Hello! Today, I decided to push the limits of the 8-bit AVR that is the heart of the Arduino and decided to write a fixed-point arithmetic library. Initial testing suggested that I could make each 16-bit fixed-point multiplication 2 times faster (~4us per mult compared to ~9us) than that of a floating point multiplication. The comparison may seem unfair because the floats are 32-bit, but I doubt I need at 32-bits at this point, hence 16-bit.
Anyway, I wrote the class for signed fixed-point and some functions and also downloaded a pretty fast assembly multiplication routine for integers here: Arduino – AVR GCC multiplication | Mekonikuv blog. I currently use the signed 16-bit x 16-bit to 32-bit routine.
I'm now going to talk about problems with the code, which is attached to this post.
Initially, the results were pretty good. Multiplications with positive and negative results individually took around ~3 to 4us. The algorithm (important part in my code) I wrote to find the 2 most significant bytes are very similar for both. I then added a conditional statement to check if the initial 32-bit result was positive or negative before passing it to the appropriate function. Oddly, it seemed that this single conditional statement costs over 6us to execute! Also, the positive result multiplication (without the conditional statement) starts to perform weirdly and now takes ~15us! The negative result multiplication still takes ~3us but jumps to ~9us if the conditional statement is included.
Unfortunately, I still only know an insignificant amount of assembly so I cannot see what's happening behind the IDE. But there might be two problems which I am unable to detect. The first is possibly in the positive result MSB selection code: hp16(int32_t &a, uint8_t &b) which is extremely similar to the version for negative results.
The second problem is with how the conditional statement: iv<0?hn16(iv, iq):hp16(iv, iq) is being handled.

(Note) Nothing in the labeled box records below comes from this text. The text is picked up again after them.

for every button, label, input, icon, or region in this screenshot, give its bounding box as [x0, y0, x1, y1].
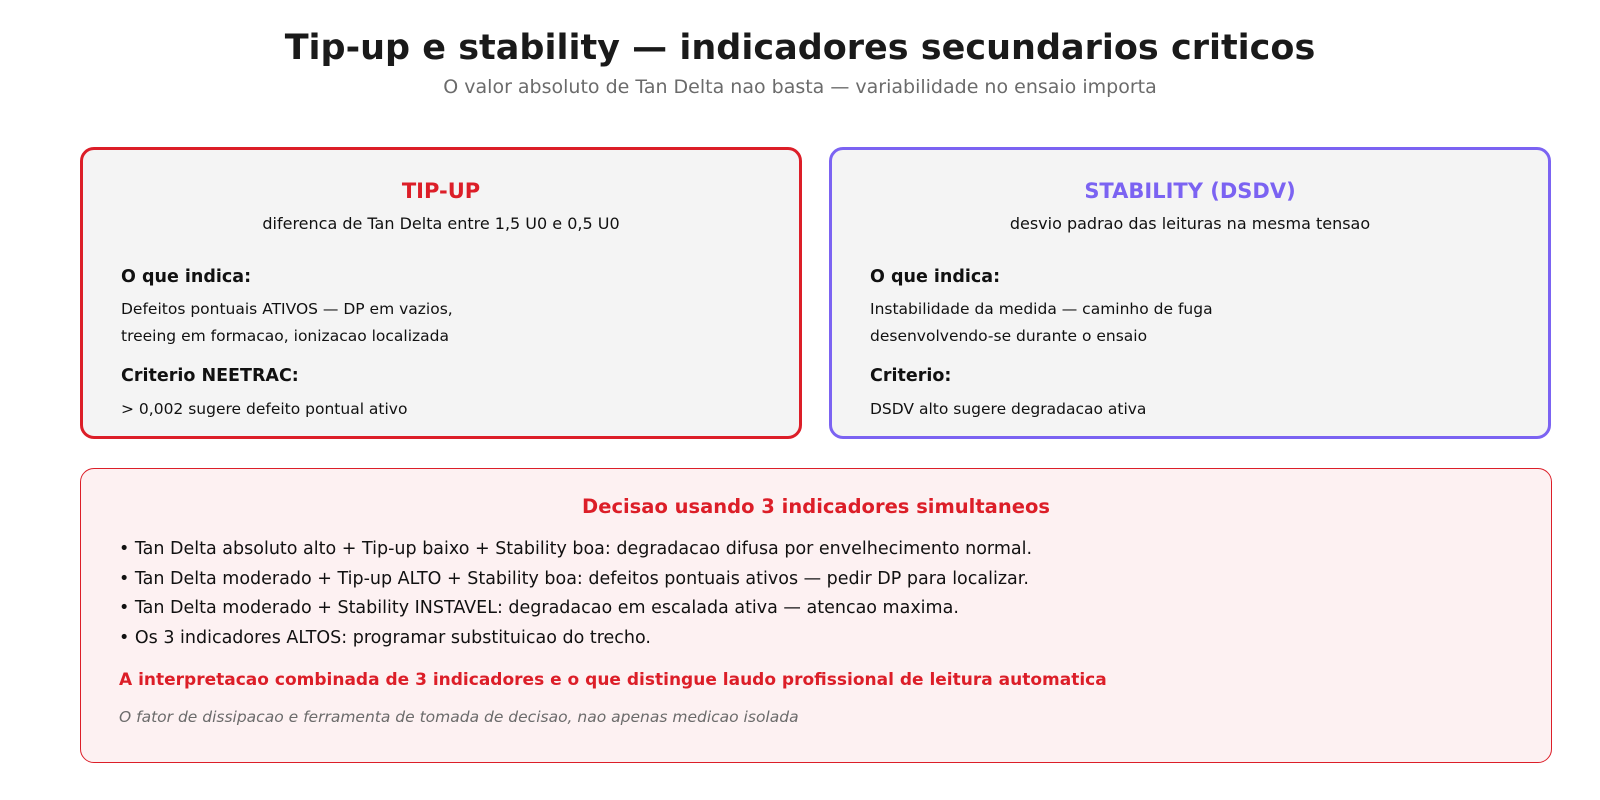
decision-item: • Os 3 indicadores ALTOS: programar substituicao do trecho. — [119, 627, 651, 648]
decision-item: • Tan Delta moderado + Tip-up ALTO + Stability boa: defeitos pontuais ativos — pedir DP para localizar. — [119, 568, 1029, 589]
tip-up-card — [80, 147, 802, 439]
tip-up-description: diferenca de Tan Delta entre 1,5 U0 e 0,5 U0 — [262, 214, 620, 233]
stability-card — [829, 147, 1551, 439]
page-title: Tip-up e stability — indicadores secundarios criticos — [284, 28, 1316, 68]
page-subtitle: O valor absoluto de Tan Delta nao basta — variabilidade no ensaio importa — [443, 76, 1157, 98]
stability-indicates-line: Instabilidade da medida — caminho de fuga — [870, 300, 1213, 318]
decision-item: • Tan Delta absoluto alto + Tip-up baixo + Stability boa: degradacao difusa por envelhecimento normal. — [119, 539, 1033, 559]
decision-note: O fator de dissipacao e ferramenta de tomada de decisao, nao apenas medicao isolada — [119, 708, 799, 726]
stability-indicates-text — [870, 296, 1213, 350]
decision-title: Decisao usando 3 indicadores simultaneos — [582, 495, 1050, 518]
stability-indicates-label: O que indica: — [870, 267, 1001, 287]
stability-criterion-label: Criterio: — [870, 366, 952, 386]
decision-item: • Tan Delta moderado + Stability INSTAVEL: degradacao em escalada ativa — atencao maxima. — [119, 598, 959, 618]
decision-panel — [80, 468, 1552, 763]
tip-up-indicates-label: O que indica: — [121, 267, 252, 287]
stability-title: STABILITY (DSDV) — [1084, 179, 1296, 203]
tip-up-indicates-line: treeing em formacao, ionizacao localizada — [121, 327, 450, 345]
tip-up-title: TIP-UP — [401, 179, 481, 203]
tip-up-indicates-text — [121, 296, 453, 350]
tip-up-criterion-text: > 0,002 sugere defeito pontual ativo — [121, 400, 408, 418]
stability-indicates-line: desenvolvendo-se durante o ensaio — [870, 327, 1148, 345]
decision-list — [119, 535, 1032, 653]
stability-description: desvio padrao das leituras na mesma tensao — [1009, 214, 1371, 233]
stability-criterion-text: DSDV alto sugere degradacao ativa — [870, 400, 1147, 418]
decision-highlight: A interpretacao combinada de 3 indicadores e o que distingue laudo profissional de leitura automatica — [119, 670, 1107, 690]
tip-up-criterion-label: Criterio NEETRAC: — [121, 366, 299, 386]
tip-up-indicates-line: Defeitos pontuais ATIVOS — DP em vazios, — [121, 300, 453, 318]
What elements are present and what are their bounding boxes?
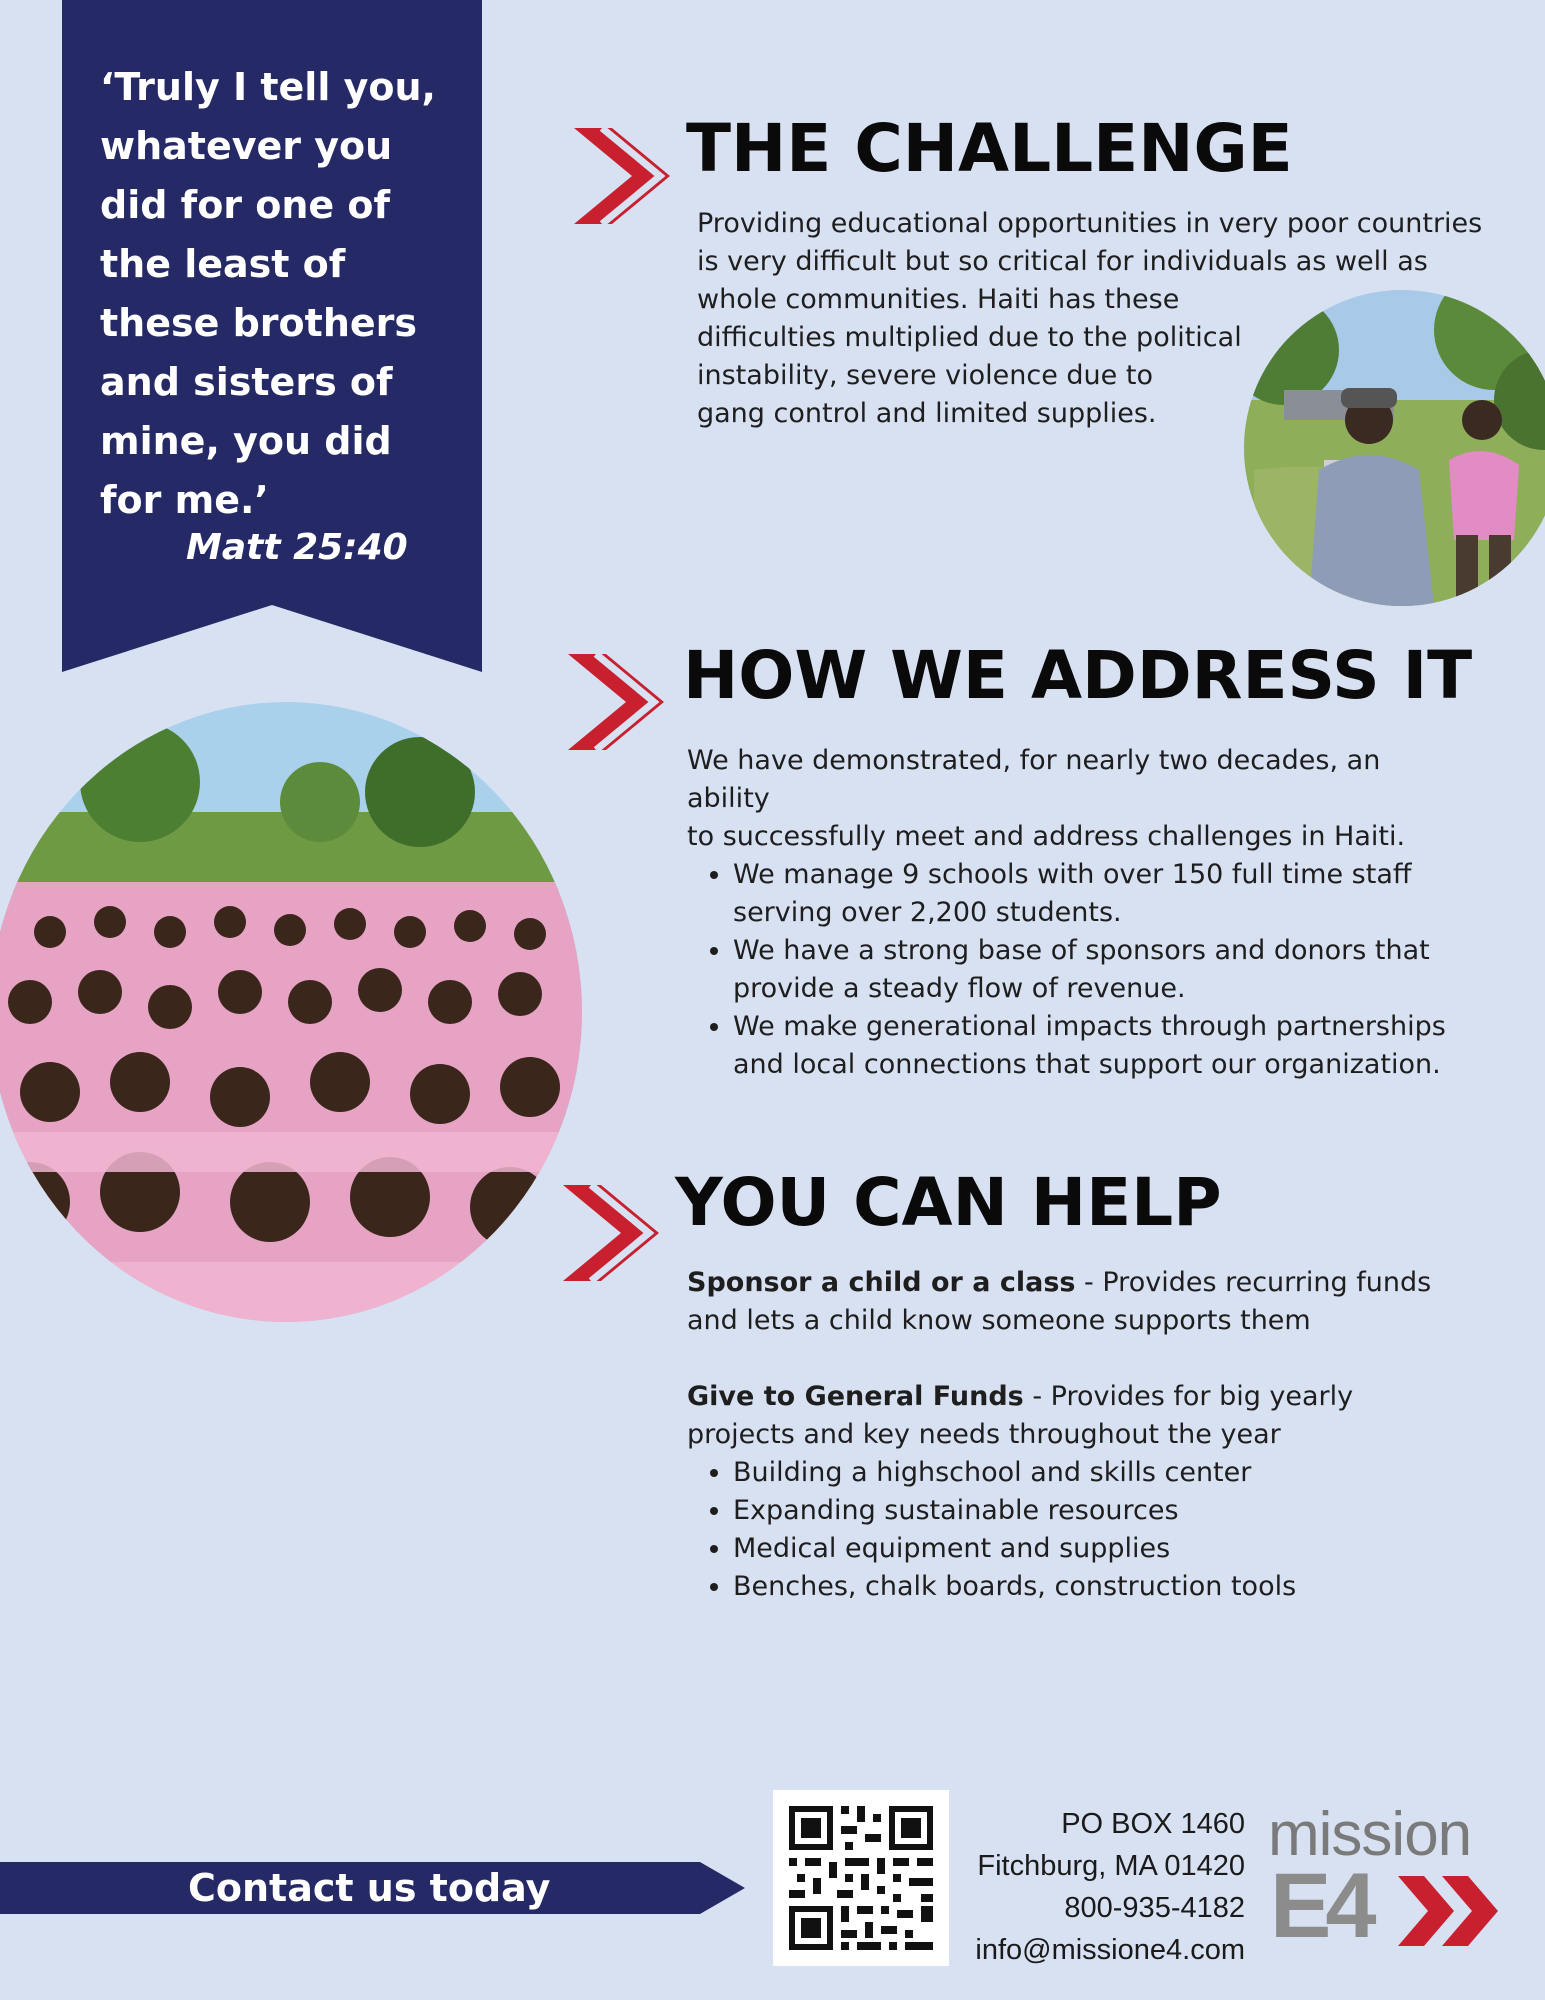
chevron-icon <box>566 126 676 226</box>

If anyone is interested in helping me analyse the code, I'll greatly appreciate it! It'll also be great if anyone has suggestions to make it even faster.
By the way, the various performance times can be checked by changing the value of #define TYPE in fp.h.
Thanks! I haven't tried any other fixed-point libraries since most of them don't seem to match my applications. I looked at some information about fixed-point here and there but most of the algorithm's just intuitive so there should be lots of room for improvement (a great source for brain workouts).
There is a fixed point math implementation in AVR Lib-C that is used by the avr-gcc compiler that is used in the Arduino IDE, stop re-inventing the wheel.
If nobody bothers to make a wheel for themselves once in a while, eventually wheel-making will become an esoteric art. Also, bicycle wheels shouldn't be used on sedans, sedan wheels shouldn't be used on off-roads, off-road wheels shouldn't be used on track cars, track car wheels shouldn't be used on aeroplanes, aeroplane wheels shouldn't be used on bicycles. The concept of a wheel is implemented differently to suit specific needs.
However, I didn't know there's an implementation of fixed-point included in with the IDE. I thank you for that portion of your input.
Senso:
There is a fixed point math implementation in AVR Lib-C that is used by the avr-gcc compiler that is used in the Arduino IDE, stop re-inventing the wheel.
@Senso: This is a hobby site - reinventing the wheel is part of the learning process. The OP took the time to share his work, and others may benefit from it. Some people find this kind of low-level development work to be very interesting, and there is always room for improvement.
@Crappinni: I'll take a look at your implementation this weekend and will get you some feedback. Thanks for sharing.
There is a fixed point math implementation in ... in the Arduino IDE
Indications from AVR Freaks are that it is incomplete. The latest news appears to be from May, 2011: a volunteer's implementation is being rolled into the distribution.
My gut tells me that the fixed-point code shipping with Arduino should be treated with a great deal of suspicion.
I'm not sure about the status of that particular implementation, but I haven't really found much documentation about it. My code doesn't follow a "standard" method of implementation either. The number of fractional bits, Q, changes constantly based on how the bits are filling up the intermediate 32-bit result (since I only want 16-bit multiplications). I wrote it as such so multiplication between numbers with different number of fractional bits can be done with the same function call.
Unfortunately, I still haven't been able to make any progress with the speed issue.